According to the Regional Commission for Agricultural Development (CRDA), Hammamet has more than 200,000 Jasmine plants for some 150,000 inhabitants, the highest in the world!

Even though its lifespan is very short, just 24 hours, exports of the flower still continue to flourish, transported regularly on flights to Paris!

To get one kilogram of Jasmine absolute essence, about seven million flowers need to be collected, therefore, Jasmine is often reserved for luxury perfumes.

The perfume “Joy," popular for 30 years, was made from Jasmine mixed with white rose petals!

It is impossible to be in Tunisia in the summer without spotting the Jasmine arrangers, found abundantly in different towns and villages! Whole families, men, women and children alike are kept busy throughout the entire summer picking the flowers to assemble and meticulously, produce Machmoums (bouquets) and necklaces, each more beautiful than the other!
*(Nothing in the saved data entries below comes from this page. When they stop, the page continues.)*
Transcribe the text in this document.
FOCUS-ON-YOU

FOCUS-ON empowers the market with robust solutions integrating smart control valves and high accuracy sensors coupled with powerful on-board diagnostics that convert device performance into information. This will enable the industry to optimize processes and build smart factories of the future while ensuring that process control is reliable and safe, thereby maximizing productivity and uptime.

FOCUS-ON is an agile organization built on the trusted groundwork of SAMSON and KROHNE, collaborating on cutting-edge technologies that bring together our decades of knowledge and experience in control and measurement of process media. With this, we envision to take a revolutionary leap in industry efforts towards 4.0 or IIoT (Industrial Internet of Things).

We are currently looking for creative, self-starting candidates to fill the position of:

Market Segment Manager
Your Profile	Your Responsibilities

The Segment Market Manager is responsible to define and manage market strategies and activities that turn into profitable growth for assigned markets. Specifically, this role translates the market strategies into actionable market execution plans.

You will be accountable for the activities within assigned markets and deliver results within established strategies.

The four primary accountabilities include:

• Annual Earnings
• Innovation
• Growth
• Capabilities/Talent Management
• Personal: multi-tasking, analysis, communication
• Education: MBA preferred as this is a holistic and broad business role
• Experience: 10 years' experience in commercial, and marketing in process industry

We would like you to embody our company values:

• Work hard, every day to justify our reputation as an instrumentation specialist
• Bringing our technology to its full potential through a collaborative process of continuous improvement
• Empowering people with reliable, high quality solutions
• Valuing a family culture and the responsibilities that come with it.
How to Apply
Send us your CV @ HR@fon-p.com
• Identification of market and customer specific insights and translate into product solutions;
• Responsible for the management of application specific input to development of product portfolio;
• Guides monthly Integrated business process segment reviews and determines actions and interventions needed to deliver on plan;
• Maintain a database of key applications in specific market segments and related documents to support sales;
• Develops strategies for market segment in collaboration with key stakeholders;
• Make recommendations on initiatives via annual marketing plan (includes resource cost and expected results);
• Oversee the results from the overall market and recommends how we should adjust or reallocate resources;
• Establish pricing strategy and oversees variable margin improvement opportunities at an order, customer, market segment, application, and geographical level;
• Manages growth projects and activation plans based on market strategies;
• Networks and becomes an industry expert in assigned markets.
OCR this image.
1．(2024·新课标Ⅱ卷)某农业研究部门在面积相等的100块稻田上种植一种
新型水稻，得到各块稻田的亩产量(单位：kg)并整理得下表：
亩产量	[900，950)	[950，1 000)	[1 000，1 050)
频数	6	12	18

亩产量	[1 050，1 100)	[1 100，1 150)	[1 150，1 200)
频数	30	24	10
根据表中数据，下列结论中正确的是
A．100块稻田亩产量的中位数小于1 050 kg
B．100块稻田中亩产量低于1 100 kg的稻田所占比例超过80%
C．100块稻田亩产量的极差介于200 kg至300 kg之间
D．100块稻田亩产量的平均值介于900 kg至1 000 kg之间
Sold on the beaches, in cafes, or even at road junctions, and produced specifically for the Tunisian bride and groom on their wedding day, many of the vendors are often young boys anxious for extra pocket money and usually dressed traditionally with a bouquet of Jasmine pinned between the top of the ear and head. They carry and exhibit their wares in a wicker basket placed on their head or carried under their arm.

To celebrate this flower, the city of Radés, near to Tunis, devoted a festival for 15 years.

In 2007,Ferjeni Alaghrbi prepared a giant bouquet, which was recorded in the Guiness Book of Records! It took a whole day to prepare for a giant "Machmoum" and the cost of production was estimated to be about 200 dinars!

The giant Machmoum consisted of 500 small Machmoums needing 6 kg of Jasmine or the equivalent of 23,040 flowers!

Jane BM

Well-Known Member
Beautiful.....and gorgeous smell. First thing we bought here was a large jasmine plant for outside....fingers crossed the frost doesn't get it this winter....argh!!


Registered User
Beautiful.....and gorgeous smell. First thing we bought here was a large jasmine plant for outside....fingers crossed the frost doesn't get it this winter....argh!!
Hi Jane hope that you and your family are all well! I always thought that the Machmoum was not only Jasmine but also Fil because the Jasmine looks slightly more delicate and they are the ones that they make chains out of like we do here with Daisies.:)I love the smell of the Machmoum it is a more powerful than the Jasmine . There is also some kind of water that they make mixed with all sorts called the Machmoua,,,A collection of flowers.


Registered User

ali jandoubi

Active Member
i love mashmoum too, especially if made of "fill". what a lovely smell.